AKWESASNE - The St. Regis Mohawk Tribe dedicated a newly constructed lacrosse box to Travis Solomon, a lacrosse legend who left an immeasurable impact on the sport of lacrosse in many communities. In his honor, a ribbon-cutting ceremony was held at Generations Park in Akwesasne.
Mr. Solomon was a tribal employee for nine years. In October 2010, he was overcome by Lou Gehrig’s disease. He played lacrosse from 1976 to 2006. The Solomon family, including his wife, mother, brother, uncle, grandsons and niece, had the honor of cutting the ribbon.
The new lacrosse box is one of only three on the territory. The project started in August 2013 as a result of community feedback requesting the tribe address the limited access to a venue to train and play. The cost of the project is approximately $275,000.
“Travis Solomon was an accomplished lacrosse player and a driving force behind the development of Generations Field and complex while an employee of the St. Regis Mohawk Tribe. It is a source of tremendous pride for us to honor him and his family today,” St. Regis Mohawk Tribal Council Director Tsiorasa Barreiro said in his opening remarks,
Chief Ron LaFrance, a personal friend and the man inspired by Mr. Solomon’s vision of Generations Park, thanked everyone who assisted in the box construction, including Justin Durant, Sam Benedict, Jake Arquette, Bill Arquette, Brent Herne, Brian Herne, Rob Henhawk, Chance Tarbell and Jim McDonald.
“None of this would have been possible without the vision of Travis Solomon. Our children are developing skills that are catching the eyes of college lacrosse coaches all over the place. Niawen:kówa Travis,” he said.
During the ceremony, generations of lacrosse players were honored and recognized for their contributions to the sport, including the Akwesasne Lacrosse Hall of Fame, the youth and current inspirational professional players.
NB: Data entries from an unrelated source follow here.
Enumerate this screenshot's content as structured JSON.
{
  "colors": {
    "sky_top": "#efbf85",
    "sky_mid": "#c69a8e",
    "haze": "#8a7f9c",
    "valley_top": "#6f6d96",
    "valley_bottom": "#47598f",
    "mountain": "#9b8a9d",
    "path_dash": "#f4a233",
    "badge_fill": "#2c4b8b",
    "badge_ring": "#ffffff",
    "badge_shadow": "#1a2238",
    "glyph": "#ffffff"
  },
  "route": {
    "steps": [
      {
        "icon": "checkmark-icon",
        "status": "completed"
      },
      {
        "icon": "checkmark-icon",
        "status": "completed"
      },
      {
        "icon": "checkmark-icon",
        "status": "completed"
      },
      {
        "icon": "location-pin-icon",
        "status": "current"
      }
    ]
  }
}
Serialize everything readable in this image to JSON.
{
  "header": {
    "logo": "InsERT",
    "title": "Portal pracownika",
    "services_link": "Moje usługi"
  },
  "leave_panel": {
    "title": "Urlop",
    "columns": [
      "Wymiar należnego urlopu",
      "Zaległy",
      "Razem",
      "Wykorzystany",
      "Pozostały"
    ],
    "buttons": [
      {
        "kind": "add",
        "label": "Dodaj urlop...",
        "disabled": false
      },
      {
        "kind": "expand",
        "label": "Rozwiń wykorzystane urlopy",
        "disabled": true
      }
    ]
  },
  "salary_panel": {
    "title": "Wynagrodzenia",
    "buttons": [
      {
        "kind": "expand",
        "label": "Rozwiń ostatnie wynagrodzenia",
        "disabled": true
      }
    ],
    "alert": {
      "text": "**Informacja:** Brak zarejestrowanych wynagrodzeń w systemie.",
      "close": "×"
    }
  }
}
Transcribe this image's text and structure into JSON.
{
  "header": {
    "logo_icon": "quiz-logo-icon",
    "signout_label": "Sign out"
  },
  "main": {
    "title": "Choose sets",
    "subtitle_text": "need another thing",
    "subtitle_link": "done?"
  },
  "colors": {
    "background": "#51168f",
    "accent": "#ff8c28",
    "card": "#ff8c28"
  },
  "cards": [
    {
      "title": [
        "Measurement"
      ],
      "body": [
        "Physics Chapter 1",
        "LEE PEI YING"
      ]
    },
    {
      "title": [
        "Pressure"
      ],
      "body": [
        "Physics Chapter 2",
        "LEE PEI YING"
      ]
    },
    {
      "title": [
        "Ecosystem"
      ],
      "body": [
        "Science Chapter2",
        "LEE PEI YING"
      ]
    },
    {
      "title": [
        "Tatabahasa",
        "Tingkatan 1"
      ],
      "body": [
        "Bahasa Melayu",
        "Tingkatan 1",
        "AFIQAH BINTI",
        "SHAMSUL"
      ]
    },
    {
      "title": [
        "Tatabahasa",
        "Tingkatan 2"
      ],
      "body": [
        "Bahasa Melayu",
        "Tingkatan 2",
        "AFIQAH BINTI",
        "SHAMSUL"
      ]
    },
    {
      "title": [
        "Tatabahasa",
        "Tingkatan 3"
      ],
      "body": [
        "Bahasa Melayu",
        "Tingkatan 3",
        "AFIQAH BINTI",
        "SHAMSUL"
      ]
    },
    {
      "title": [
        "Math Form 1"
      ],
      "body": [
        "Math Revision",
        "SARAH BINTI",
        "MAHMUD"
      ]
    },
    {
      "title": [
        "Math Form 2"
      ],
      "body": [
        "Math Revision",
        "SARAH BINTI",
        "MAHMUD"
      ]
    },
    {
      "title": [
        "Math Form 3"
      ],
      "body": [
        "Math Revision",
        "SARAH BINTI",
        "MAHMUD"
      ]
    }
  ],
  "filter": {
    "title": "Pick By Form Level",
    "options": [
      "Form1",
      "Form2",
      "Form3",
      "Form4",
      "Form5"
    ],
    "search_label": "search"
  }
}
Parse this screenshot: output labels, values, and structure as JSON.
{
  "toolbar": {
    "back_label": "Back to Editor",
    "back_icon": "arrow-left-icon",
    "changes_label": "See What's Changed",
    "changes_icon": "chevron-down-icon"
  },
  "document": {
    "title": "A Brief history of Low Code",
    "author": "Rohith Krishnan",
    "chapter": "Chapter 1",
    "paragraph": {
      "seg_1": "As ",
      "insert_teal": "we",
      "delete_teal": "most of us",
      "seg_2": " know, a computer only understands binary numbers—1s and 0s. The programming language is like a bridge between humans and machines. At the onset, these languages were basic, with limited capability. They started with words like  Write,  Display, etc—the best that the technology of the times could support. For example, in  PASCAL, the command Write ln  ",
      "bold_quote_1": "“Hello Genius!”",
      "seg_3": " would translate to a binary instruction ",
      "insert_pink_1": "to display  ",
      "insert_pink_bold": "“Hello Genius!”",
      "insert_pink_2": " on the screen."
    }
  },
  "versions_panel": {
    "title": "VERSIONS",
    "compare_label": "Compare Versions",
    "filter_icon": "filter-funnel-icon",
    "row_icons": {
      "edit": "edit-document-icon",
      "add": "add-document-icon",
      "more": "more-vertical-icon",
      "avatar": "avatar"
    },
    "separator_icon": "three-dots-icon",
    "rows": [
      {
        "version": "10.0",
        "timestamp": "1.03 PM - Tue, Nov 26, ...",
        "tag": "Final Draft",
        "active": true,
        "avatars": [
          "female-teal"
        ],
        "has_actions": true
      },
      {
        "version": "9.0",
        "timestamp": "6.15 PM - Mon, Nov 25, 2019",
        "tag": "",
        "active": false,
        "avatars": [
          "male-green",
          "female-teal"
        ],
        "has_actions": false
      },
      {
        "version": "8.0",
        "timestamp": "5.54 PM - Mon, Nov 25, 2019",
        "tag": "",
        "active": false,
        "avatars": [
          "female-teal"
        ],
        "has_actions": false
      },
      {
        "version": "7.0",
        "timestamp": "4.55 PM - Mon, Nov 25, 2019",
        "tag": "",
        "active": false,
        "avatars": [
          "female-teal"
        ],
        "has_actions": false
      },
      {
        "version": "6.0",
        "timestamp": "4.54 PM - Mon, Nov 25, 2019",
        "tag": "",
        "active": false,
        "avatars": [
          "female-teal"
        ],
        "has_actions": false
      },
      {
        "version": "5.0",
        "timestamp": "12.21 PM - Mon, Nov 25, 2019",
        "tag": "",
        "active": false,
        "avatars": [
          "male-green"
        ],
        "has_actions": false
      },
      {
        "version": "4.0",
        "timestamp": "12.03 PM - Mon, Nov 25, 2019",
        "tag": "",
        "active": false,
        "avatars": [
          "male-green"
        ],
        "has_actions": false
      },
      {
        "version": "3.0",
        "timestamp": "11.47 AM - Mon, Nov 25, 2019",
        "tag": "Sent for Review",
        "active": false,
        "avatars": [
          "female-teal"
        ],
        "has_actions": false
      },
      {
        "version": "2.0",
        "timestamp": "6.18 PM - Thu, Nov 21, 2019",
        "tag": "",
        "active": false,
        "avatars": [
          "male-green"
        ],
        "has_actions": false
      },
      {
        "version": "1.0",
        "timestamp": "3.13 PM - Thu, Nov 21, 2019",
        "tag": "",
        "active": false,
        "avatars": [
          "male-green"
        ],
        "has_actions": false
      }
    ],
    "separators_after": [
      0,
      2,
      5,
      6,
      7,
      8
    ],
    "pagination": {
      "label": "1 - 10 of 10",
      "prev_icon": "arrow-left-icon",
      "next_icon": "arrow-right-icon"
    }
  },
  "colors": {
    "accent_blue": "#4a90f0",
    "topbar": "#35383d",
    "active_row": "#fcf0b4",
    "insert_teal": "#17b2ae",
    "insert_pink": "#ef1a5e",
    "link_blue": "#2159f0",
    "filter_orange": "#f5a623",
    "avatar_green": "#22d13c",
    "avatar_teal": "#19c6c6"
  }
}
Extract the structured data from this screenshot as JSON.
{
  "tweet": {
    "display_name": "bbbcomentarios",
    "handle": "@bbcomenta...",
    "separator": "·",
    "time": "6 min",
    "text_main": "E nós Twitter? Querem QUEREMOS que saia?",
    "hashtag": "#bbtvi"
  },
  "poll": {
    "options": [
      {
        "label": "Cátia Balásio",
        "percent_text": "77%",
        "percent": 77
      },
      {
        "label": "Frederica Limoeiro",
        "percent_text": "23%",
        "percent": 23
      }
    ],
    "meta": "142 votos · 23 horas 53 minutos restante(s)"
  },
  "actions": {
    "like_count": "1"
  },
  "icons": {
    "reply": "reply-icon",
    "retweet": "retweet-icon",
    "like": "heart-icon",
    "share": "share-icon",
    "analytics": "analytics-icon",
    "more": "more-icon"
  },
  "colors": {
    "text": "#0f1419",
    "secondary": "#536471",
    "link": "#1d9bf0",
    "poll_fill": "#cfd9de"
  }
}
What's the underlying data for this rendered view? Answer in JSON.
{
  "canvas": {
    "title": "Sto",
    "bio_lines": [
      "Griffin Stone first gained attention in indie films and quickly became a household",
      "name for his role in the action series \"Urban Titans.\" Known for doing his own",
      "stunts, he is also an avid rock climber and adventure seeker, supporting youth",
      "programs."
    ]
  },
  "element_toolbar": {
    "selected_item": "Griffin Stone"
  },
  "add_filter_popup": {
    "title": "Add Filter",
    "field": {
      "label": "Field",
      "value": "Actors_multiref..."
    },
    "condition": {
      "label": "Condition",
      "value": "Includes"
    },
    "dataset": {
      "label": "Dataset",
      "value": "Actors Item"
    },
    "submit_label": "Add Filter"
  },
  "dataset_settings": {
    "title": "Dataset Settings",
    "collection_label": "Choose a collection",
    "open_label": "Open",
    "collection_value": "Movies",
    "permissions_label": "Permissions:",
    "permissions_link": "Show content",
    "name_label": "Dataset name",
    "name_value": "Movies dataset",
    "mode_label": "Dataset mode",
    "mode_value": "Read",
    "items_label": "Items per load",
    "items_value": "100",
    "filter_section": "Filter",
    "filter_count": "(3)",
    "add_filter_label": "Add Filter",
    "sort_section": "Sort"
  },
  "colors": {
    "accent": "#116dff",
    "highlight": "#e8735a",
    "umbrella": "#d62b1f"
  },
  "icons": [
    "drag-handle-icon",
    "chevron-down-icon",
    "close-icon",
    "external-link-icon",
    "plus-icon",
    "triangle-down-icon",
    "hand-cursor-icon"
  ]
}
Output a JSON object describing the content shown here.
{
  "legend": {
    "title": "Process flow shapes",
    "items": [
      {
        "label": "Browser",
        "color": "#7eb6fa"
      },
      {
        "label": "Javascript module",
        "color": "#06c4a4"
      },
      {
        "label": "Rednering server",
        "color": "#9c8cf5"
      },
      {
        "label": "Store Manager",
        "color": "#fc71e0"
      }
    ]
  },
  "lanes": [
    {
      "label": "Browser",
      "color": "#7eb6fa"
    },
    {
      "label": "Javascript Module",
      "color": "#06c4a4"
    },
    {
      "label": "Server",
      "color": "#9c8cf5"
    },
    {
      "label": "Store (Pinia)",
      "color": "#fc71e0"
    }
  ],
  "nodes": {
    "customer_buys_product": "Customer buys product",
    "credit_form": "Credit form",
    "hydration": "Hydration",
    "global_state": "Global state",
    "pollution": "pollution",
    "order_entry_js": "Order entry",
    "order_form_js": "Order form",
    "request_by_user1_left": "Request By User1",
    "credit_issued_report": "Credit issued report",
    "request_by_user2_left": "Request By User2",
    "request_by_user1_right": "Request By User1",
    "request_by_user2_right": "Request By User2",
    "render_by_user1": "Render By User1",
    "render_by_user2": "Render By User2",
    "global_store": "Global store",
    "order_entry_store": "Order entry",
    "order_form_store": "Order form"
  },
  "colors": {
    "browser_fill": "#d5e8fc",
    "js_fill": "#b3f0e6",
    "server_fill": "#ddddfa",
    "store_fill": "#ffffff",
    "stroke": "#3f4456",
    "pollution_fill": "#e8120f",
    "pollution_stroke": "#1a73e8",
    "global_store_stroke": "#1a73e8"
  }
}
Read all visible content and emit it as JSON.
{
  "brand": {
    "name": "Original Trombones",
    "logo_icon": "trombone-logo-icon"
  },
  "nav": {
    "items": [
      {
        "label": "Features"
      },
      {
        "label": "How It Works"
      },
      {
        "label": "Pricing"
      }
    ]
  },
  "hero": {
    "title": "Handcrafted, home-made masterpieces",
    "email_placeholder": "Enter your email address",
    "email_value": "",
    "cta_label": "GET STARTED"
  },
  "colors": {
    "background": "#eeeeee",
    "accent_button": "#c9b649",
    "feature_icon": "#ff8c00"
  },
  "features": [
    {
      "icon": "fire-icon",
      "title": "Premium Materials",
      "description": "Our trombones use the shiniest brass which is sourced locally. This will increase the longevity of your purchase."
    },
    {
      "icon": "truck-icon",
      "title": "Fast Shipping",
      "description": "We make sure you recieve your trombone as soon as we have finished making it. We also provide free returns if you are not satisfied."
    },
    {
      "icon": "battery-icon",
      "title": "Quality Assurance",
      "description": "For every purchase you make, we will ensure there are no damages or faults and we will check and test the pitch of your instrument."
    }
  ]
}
Lacrosse coach and legend David White spoke on behalf of the Hall of Fame and recognized the history of the sport, what it meant to him as a player and a coach, followed by Peter Garrow who shared stories and honored legendary Akwesashró:non athletes.
Mr. Solomon was a member of the Iroquois Nationals in 1984 at the Summer Olympics in Los Angeles; the Goodwill Tour in 1985 in Manchester, England; World Lacrosse Invitational in 1986 in Buffalo; and World Lacrosse Championship in 1990 and in 2006 in Perth, Australia and London, Ontario, respectively.
His career began as a goalie at Lafayette High School, where he was honored as the NYSLA goalie. He continued at Cobleskill Jr. College and then attended Syracuse University as an NCAA Division 1 goalie. After graduation, he played for the Onondaga Athletics, Akwesasne Thunder, the Valleyfield Dynamites, the Akwesasne Outlaws and the Kahnawake Chiefs.
During his career, he was awarded two Canadian Masters championships, 1983 NCCA championship at Syracuse University, Festival Team MVP Goalie and in his final year of playing, Top Goalie Award at the age of 46.
Upon retirement from playing, Mr. Solomon coached minor lacrosse and became a spokesman for traditional people and culture of the Creator’s Game. He was inducted into the Ontario Lacrosse Hall of Fame in 2013. His footprint in Akwesasne will be perpetually honored at Generations Park.
Food and water were graciously donated by Speedway and Atomic Place.